67 Add Binary
Given two binary strings, return their sum (also a binary string).
For example,
a = "11"
b = "1"
Return "100".
Lesson learned:
- sum.append(digit % 2);
// should remember, if this case come up, // if (digit%2==1) append(1); elseif (digit%2==0) append(0); // use append(digit%2) directly!!!!!!!!!!!!!!!!!!!! - carry = digit / 2;
// this is another special case of "if". // digit>2, carry = 1; digit < 2, carry = 0; means you can use carry = digit/2;
StringBuilder 的好处:
本题用遍历(倒着)的方法edge case太多,更好的是用补零。虽然刚开始想到了补零但是没想到怎么用String简单的操作,参考了网上的程序,用StringBuilder补零。StringBuilder还有一个好处是里面有reverse()函数。
Code
public class Solution {
public String addBinary(String a, String b) {
String sum = "";
// traverse order!!!!!!!!!!!!!!!!!!!!!!!!!!!!!!!!!!!!!!!!!!!!!!
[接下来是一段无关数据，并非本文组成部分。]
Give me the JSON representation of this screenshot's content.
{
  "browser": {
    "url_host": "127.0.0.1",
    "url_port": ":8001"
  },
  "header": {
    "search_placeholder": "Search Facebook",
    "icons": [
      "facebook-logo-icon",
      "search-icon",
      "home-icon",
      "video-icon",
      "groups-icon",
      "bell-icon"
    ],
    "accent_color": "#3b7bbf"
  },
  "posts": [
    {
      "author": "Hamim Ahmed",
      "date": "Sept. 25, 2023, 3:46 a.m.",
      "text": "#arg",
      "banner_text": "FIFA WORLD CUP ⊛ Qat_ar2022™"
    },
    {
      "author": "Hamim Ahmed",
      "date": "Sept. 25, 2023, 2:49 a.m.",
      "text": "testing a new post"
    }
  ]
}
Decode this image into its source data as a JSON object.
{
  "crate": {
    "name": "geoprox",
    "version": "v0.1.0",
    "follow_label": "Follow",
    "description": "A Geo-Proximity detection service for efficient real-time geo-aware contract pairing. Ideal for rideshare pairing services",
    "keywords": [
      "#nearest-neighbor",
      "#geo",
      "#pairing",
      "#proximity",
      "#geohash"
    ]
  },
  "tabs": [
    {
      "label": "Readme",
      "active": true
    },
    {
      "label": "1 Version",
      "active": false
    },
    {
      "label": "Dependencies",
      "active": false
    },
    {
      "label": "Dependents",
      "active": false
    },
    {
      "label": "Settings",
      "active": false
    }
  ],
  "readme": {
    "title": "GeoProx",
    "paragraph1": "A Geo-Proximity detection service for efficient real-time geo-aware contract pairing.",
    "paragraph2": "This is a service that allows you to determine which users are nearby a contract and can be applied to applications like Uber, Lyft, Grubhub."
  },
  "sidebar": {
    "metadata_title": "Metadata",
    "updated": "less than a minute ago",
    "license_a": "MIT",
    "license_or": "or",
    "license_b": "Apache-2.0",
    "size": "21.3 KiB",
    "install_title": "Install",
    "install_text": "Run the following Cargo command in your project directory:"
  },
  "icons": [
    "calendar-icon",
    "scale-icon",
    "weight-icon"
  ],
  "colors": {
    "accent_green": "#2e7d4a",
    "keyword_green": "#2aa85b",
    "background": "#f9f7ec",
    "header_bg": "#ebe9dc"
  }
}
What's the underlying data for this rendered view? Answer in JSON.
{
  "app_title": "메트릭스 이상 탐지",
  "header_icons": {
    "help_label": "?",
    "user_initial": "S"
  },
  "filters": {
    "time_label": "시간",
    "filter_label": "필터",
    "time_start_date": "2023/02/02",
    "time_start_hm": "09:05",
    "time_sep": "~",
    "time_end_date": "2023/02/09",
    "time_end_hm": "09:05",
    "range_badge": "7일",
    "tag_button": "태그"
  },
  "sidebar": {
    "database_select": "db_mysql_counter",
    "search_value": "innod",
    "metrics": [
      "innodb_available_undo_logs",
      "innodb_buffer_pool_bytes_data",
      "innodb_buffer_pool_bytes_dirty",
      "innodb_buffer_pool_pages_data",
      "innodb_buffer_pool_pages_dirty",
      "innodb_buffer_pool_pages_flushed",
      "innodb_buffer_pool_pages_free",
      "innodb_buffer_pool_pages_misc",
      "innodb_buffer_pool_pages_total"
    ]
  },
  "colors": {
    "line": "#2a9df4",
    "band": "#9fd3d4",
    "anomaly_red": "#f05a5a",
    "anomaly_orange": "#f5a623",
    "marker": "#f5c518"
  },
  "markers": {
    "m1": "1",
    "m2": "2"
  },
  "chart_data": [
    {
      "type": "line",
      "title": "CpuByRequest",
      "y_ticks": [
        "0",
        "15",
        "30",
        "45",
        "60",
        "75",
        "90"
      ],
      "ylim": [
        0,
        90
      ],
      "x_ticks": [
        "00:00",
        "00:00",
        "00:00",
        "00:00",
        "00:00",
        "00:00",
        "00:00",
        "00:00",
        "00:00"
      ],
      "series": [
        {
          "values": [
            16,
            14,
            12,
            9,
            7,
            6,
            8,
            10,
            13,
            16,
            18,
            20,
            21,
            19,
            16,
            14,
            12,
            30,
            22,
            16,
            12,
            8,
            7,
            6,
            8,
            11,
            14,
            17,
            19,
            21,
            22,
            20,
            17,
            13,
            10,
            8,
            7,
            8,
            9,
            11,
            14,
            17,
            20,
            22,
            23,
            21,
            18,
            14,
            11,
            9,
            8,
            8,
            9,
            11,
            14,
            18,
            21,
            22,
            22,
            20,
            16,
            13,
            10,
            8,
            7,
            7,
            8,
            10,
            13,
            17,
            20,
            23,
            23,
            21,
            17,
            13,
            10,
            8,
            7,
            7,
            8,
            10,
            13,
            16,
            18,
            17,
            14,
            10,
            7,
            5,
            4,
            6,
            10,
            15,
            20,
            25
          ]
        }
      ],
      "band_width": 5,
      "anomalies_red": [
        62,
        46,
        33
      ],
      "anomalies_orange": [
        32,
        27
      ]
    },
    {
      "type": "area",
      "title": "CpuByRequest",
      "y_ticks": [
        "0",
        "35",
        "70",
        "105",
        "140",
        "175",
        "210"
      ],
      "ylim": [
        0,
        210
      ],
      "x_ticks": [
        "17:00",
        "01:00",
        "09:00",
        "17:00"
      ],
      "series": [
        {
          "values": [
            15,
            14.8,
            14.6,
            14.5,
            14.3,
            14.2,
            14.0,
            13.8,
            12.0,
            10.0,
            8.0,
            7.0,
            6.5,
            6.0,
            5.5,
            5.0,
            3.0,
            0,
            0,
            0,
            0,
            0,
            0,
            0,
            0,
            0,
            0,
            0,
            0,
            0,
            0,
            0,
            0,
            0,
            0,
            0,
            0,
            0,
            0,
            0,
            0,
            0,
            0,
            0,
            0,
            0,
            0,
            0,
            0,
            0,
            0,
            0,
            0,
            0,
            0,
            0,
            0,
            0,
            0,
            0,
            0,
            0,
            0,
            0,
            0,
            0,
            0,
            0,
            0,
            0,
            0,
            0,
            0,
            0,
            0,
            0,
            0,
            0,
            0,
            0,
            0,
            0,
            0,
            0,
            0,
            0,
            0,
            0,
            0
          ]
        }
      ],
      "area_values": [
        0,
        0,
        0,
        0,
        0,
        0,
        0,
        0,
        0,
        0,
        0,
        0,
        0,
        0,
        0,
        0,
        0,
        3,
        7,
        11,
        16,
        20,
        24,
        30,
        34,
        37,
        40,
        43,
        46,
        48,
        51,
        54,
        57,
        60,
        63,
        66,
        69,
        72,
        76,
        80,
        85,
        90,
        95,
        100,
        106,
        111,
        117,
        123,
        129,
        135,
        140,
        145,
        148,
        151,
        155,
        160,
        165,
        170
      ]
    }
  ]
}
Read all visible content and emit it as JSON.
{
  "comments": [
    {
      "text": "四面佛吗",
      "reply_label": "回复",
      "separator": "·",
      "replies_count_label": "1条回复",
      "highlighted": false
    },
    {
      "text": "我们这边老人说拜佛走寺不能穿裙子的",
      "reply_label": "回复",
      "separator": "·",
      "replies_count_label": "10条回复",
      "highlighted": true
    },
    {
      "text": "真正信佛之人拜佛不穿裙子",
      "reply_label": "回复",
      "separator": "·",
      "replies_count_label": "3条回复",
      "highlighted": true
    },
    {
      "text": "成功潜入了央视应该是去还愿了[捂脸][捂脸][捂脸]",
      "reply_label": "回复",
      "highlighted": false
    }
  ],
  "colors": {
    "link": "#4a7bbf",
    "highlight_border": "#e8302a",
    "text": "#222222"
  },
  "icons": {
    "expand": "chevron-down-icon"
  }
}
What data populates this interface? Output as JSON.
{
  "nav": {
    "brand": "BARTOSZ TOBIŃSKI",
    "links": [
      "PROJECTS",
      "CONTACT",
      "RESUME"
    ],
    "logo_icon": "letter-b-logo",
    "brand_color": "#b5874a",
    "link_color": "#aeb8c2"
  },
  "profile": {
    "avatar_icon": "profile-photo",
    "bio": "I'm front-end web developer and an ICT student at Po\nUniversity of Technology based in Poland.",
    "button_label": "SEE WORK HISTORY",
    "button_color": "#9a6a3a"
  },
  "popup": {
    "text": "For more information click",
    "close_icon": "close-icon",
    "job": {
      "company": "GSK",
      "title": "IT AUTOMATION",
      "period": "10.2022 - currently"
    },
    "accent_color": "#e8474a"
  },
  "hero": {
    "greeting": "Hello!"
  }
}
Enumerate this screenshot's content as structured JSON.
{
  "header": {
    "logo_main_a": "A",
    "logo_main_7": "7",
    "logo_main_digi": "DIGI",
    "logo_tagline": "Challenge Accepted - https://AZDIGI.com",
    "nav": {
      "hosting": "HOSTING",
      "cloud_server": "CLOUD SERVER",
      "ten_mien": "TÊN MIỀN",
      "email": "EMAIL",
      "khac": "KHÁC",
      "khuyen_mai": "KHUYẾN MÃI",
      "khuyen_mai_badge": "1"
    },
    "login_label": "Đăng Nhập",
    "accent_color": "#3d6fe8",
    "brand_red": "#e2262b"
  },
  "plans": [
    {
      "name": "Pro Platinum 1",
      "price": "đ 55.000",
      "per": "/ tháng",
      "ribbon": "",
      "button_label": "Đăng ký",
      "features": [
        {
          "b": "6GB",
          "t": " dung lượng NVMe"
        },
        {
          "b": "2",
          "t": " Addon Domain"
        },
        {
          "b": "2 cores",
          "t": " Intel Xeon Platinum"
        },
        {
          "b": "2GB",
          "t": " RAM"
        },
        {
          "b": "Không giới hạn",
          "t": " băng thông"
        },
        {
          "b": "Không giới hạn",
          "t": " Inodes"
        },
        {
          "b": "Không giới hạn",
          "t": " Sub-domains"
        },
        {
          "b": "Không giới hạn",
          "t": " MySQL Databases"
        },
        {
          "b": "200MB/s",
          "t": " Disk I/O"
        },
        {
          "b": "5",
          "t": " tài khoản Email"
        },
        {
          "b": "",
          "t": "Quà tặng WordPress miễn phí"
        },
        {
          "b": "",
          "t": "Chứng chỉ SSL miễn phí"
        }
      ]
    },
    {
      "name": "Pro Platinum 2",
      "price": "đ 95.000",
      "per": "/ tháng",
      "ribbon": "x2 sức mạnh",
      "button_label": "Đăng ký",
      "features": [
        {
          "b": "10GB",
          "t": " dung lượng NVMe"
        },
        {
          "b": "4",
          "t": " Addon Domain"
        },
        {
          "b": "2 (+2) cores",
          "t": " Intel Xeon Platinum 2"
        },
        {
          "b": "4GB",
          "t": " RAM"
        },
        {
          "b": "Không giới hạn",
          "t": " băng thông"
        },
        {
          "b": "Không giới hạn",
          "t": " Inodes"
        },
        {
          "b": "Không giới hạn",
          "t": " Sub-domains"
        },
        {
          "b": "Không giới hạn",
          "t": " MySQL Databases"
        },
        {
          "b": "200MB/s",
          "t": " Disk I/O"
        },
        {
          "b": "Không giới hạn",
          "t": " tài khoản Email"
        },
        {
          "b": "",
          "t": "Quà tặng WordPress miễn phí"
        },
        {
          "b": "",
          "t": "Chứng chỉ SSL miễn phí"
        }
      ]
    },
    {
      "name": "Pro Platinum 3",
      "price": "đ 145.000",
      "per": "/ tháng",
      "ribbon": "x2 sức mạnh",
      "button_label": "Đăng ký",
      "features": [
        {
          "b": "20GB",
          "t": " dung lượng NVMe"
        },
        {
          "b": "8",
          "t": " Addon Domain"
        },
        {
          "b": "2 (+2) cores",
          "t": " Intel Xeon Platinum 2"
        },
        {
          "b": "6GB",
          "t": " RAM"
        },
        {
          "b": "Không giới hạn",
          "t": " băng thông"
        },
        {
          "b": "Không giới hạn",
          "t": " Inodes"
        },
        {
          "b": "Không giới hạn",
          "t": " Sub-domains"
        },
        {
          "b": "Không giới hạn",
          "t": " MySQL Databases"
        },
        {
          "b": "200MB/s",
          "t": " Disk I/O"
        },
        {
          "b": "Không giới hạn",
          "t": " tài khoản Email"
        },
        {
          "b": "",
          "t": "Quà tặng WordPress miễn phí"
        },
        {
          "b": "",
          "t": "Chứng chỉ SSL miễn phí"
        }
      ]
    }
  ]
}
int carry = 0; // record carry
String s, l;
if (b.length() < a.length()) {
s = b;
l = a;
} else {
s = a;
l = b;
}
int i = s.length() - 1; // traverse s
int j = l.length() - 1;
// start sum
while (i >= 0) {
int digit = s.charAt(i) - '0' + l.charAt(j) - '0' + carry;
sum = sum + Integer.toString(digit % 2);
if (digit > 1) {
carry = 1;
} else {
carry = 0;
}
i--;
j--;
}
while (j >= 0) {
int digit = l.charAt(j) - '0' + carry;// traverse a
sum = sum + Integer.toString(digit % 2);
if (digit > 1) {
carry = 1;
} else {
carry = 0;
}
j--;
}
if (carry != 0) {
sum = sum + "1";
}
String addNum = "";
for (int k = 0; k < sum.length(); k++) {
addNum += sum.charAt(sum.length() - 1 - k);
}
return addNum;
}
}
Stringbuilder的例子: updated:
public class Solution {
public String addBinary(String a, String b) {
StringBuilder s = a.length() < b.length() ? new StringBuilder(a) : new StringBuilder(b);
StringBuilder l = a.length() >= b.length() ? new StringBuilder(a) : new StringBuilder(b);
s = s.reverse();
l = l.reverse();
while (l.length() != s.length()) {
s.append(0);
}
StringBuilder sum = new StringBuilder();
int carry = 0;
for (int i = 0; i < s.length(); i++) {
int digit = carry + s.charAt(i) - '0' + l.charAt(i) - '0';
if (digit % 2 == 1) {
sum.append(1);
if (digit > 1) {
carry = 1;
} else {
carry = 0;
}
} else {
sum.append(0);
if (digit > 1) {
carry = 1;
} else {
carry = 0;
}
}
}
if (carry == 1) {
sum.append(1);
}
return sum.reverse().toString();
}
}
updated 2:
public class Solution {
public String addBinary(String a, String b) {
StringBuilder s = a.length() < b.length() ? new StringBuilder(a) : new StringBuilder(b);
StringBuilder l = a.length() >= b.length() ? new StringBuilder(a) : new StringBuilder(b);
s = s.reverse();
l = l.reverse();
while (l.length() != s.length()) {
s.append(0);
}
StringBuilder sum = new StringBuilder();
int carry = 0;
for (int i = 0; i < s.length(); i++) {
int digit = carry + s.charAt(i) - '0' + l.charAt(i) - '0';
sum.append(digit % 2); // should remember, if this case come up,
// if (digit%2==1) append(1); elseif (digit%2==0) append(0);
// use append(digit%2) directly!!!!!!!!!!!!!!!!!!!!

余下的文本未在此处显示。